DCSIMG

Meet the credit crunch winners

NOBODY said it would be easy.

As the threat of a deep and lengthy recession looms over the country like a soggy, grey cloud, we could all be forgiven for feeling a bit sorry for ourselves.

There are no guidebooks, no self-help manuals on how to cope and no government checklists as to how we should best live our lives while the dreaded credit crunch holds sway.

But amid the financial crisis, people in Edinburgh are finding ways to cope – tightening their belts and adapting their lifestyles to beat the economic downturn.

And as they make these changes there are some businesses finding a silver lining in the cloud of recession.

Many people are now looking to the example set by the wartime generation and finding that "making-do" is the best approach when money is tight.

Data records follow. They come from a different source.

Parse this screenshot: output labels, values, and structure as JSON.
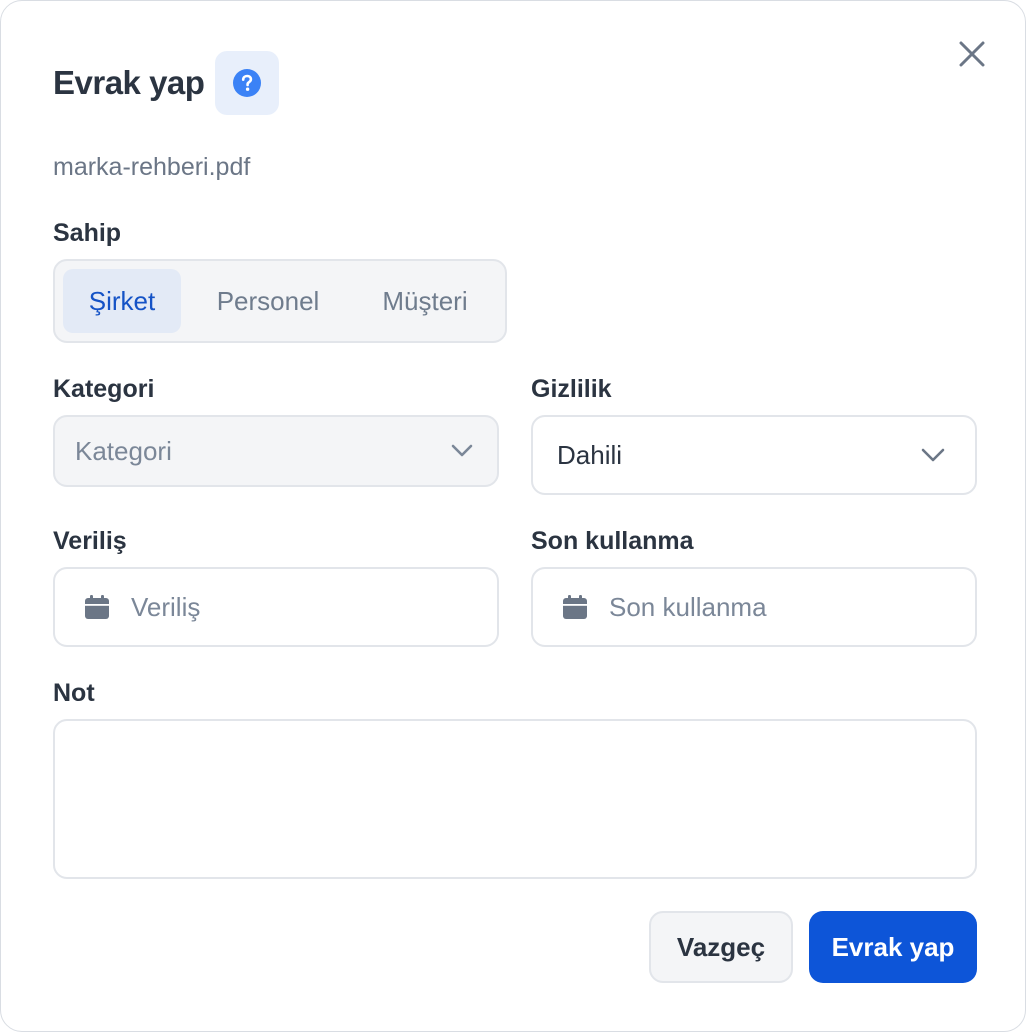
{
  "dialog": {
    "title": "Evrak yap",
    "filename": "marka-rehberi.pdf"
  },
  "owner": {
    "label": "Sahip",
    "options": [
      "Şirket",
      "Personel",
      "Müşteri"
    ],
    "selected": "Şirket"
  },
  "category": {
    "label": "Kategori",
    "placeholder": "Kategori"
  },
  "privacy": {
    "label": "Gizlilik",
    "value": "Dahili"
  },
  "issue_date": {
    "label": "Veriliş",
    "placeholder": "Veriliş"
  },
  "expiry_date": {
    "label": "Son kullanma",
    "placeholder": "Son kullanma"
  },
  "note": {
    "label": "Not",
    "value": ""
  },
  "actions": {
    "cancel_label": "Vazgeç",
    "submit_label": "Evrak yap"
  },
  "icons": {
    "help": "question-circle-icon",
    "close": "close-icon",
    "chevron": "chevron-down-icon",
    "calendar": "calendar-icon"
  },
  "colors": {
    "primary": "#0d55d8",
    "help_icon": "#3b82f6",
    "active_segment_text": "#1553c6",
    "text": "#2b3441",
    "muted": "#6b7686"
  }
}
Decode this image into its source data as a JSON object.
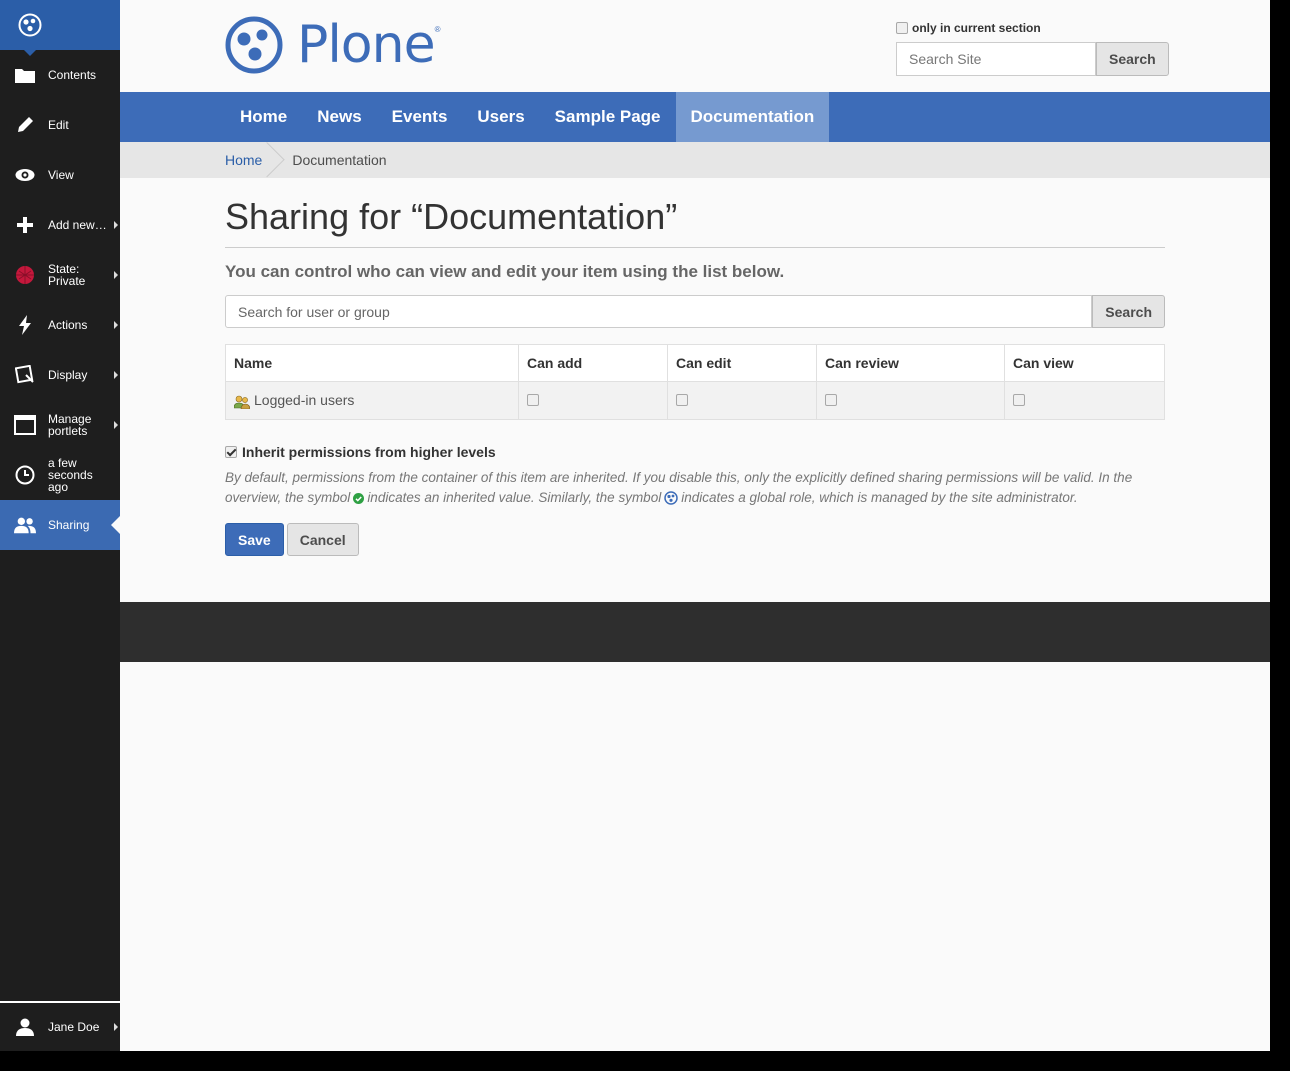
{
  "toolbar": {
    "items": [
      {
        "label": "Contents",
        "icon": "folder-icon"
      },
      {
        "label": "Edit",
        "icon": "pencil-icon"
      },
      {
        "label": "View",
        "icon": "eye-icon"
      },
      {
        "label": "Add new…",
        "icon": "plus-icon"
      },
      {
        "label": "State:\nPrivate",
        "icon": "state-icon"
      },
      {
        "label": "Actions",
        "icon": "lightning-icon"
      },
      {
        "label": "Display",
        "icon": "display-icon"
      },
      {
        "label": "Manage\nportlets",
        "icon": "portlets-icon"
      },
      {
        "label": "a few\nseconds\nago",
        "icon": "clock-icon"
      },
      {
        "label": "Sharing",
        "icon": "users-icon"
      }
    ],
    "user": "Jane Doe"
  },
  "header": {
    "logo_text": "Plone",
    "logo_reg": "®",
    "only_current_section": "only in current section",
    "search_placeholder": "Search Site",
    "search_button": "Search"
  },
  "nav": {
    "items": [
      "Home",
      "News",
      "Events",
      "Users",
      "Sample Page",
      "Documentation"
    ]
  },
  "breadcrumb": {
    "home": "Home",
    "current": "Documentation"
  },
  "page": {
    "title": "Sharing for “Documentation”",
    "lead": "You can control who can view and edit your item using the list below.",
    "user_search_placeholder": "Search for user or group",
    "user_search_button": "Search",
    "table": {
      "headers": [
        "Name",
        "Can add",
        "Can edit",
        "Can review",
        "Can view"
      ],
      "rows": [
        {
          "name": "Logged-in users"
        }
      ]
    },
    "inherit_label": "Inherit permissions from higher levels",
    "help_part1": "By default, permissions from the container of this item are inherited. If you disable this, only the explicitly defined sharing permissions will be valid. In the overview, the symbol",
    "help_part2": "indicates an inherited value. Similarly, the symbol",
    "help_part3": "indicates a global role, which is managed by the site administrator.",
    "save_button": "Save",
    "cancel_button": "Cancel"
  },
  "colors": {
    "brand": "#3d6cb8",
    "toolbar_bg": "#1e1e1e",
    "footer_bg": "#2e2e2e"
  }
}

Instead of throwing items out, they are opting to get things mended.

Cobblers across the Capital have reported a jump in trade at the moment as quick-thinking customers save on new winter footwear by patching up last year's trusty pair.

Allan Ballantyne, manager of Timpson on Queensferry Street, is one of the lucky ones.

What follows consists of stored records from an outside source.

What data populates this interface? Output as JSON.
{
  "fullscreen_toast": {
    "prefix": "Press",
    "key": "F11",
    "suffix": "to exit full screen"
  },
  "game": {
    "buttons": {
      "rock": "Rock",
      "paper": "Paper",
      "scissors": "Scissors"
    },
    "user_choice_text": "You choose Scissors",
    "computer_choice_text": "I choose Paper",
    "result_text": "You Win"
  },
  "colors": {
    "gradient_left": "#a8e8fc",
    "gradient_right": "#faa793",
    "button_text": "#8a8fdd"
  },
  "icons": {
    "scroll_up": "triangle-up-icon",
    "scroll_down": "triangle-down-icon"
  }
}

"The credit crunch is certainly not affecting our shops in a bad way – only in a good way. It's not been bad for business at all."

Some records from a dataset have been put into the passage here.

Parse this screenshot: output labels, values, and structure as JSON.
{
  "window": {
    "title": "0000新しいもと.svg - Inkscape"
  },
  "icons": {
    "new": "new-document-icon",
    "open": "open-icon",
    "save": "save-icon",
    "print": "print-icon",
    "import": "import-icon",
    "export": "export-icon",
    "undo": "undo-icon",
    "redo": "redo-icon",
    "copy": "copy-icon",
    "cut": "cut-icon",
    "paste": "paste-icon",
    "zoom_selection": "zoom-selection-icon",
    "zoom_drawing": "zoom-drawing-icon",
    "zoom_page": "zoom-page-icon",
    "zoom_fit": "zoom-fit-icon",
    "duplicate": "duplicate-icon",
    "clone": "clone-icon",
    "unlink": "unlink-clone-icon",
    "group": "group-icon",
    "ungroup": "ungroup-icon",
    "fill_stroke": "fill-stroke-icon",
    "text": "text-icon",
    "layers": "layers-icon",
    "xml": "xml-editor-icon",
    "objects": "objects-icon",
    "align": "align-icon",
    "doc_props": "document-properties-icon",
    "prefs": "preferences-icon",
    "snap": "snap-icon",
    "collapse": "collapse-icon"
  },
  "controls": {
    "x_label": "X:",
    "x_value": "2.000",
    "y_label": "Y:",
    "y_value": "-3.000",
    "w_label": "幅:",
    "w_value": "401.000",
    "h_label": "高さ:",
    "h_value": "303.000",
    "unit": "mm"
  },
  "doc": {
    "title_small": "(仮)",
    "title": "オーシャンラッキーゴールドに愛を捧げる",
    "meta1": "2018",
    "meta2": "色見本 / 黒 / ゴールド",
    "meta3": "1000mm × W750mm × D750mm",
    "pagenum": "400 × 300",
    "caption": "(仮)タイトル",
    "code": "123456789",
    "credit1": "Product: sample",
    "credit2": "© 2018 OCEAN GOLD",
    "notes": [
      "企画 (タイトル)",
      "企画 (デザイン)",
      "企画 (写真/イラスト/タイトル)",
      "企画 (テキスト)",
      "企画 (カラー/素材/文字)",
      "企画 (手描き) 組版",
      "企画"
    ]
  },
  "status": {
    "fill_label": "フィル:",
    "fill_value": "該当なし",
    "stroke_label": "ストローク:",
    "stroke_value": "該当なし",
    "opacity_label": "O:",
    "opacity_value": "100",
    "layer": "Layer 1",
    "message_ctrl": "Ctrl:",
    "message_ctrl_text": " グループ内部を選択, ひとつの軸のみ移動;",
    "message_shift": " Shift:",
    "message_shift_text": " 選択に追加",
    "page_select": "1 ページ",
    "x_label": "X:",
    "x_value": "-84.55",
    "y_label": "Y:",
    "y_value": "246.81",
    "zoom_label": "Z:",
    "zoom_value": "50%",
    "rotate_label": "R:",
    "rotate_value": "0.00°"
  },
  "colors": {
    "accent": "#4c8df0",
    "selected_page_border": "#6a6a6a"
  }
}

And people are finding there is money to be saved in buying second hand too.

Charity shops are reporting increased demand from – mainly female – customers hunting for fashion items they may previously bought at a more expensive high-street price, particularly boots and handbags.

Costly children's items, including prams and cots, are being wheeled off the premises almost as quickly as they were wheeled in, by eagle-eyed bargain hunters.

When it comes to food, there is no question that the city's budget supermarkets are benefiting from the stormy economic climate, with Lidl reporting a significant increase in footfall across its seven Edinburgh stores.

A spokesman said: "People are finding out what our customers have known for years. We have premium quality items at the lowest prices."

Cheap fruit and vegetables is a key factor in luring shoppers to budget stores, with sales of wholesome items, particularly turnips, being far higher than last year.

Staple food items, especially versatile vegetables, are proving popular with shoppers looking for cheap and innovate ways to create bank-balance friendly meals.

Bargain hunters across the city are also ditching nights out in favour of cheaper nights in, with sales of takeaways up by as much as 17 per cent.

Pizza chain Domino's, which has three branches across the city, has benefited as many hard-up diners turn their backs on dining out.

And so a night in with a pizza or a fish supper is coupled with a rented DVD, with many rental outlets noticing their trade is withstanding the storm.

Mark Wyser, manager of Alphabet Video and DVD on Broughton Street, said: "We are definitely getting customers who are saying they have come to us because the cinema is too expensive for them at the moment."

During the day, more and more motorists are ditching costly cars in favour of bikes, public transport or, for an increasing number, occasional rentals.

Edinburgh City Car Club has seen a 46 per cent increase in its membership this year, with the majority of its 700 new drivers citing the credit crunch as their reason for joining the 2200-strong group, savings thousands of pounds each year.

Manager Keith Stark said: "In the past six months, more and more families and businesses have decided to join a car club as opposed to buying a car because it's so much cheaper, less hassle and environmentally friendly."

Many bike shops have seen an increase of as much as 40 per cent in takings – particularly through repairs.

Customers often want to revamp old bikes which have been lying in sheds or lofts.

Chris Fowler, owner of Freewheelin' Cycles on Slateford Road, believes the credit crunch has had a great impact on his trade.

Places offering cheap or free entertainment for kids are getting bumper visitor numbers and libraries and free attractions like Gorgie City Farm are proving popular.

The farm has been inundated with customers in recent months, many of whom are still willing to make modest voluntary donations despite the tough economic times.

Manager David Drury said: "Being busy may well be due to the credit crunch, because we are a free venue. We're delighted to be here for people who are finding this a tough period."

Of course, saving money isn't the only response. Rather than give in to austerity, there are those who are trying keep cheerful by treating themselves.

Chocolate sales are up and ticket sales in the city's theatres are booming.

Despite briefs costing as much as 40, performances of Mary Poppins and Calendar Girls in the city have virtually sold out this year.

And even those staying home to make their own entertainment are having an impact – chemists have reported a rise in sales of pregnancy tests.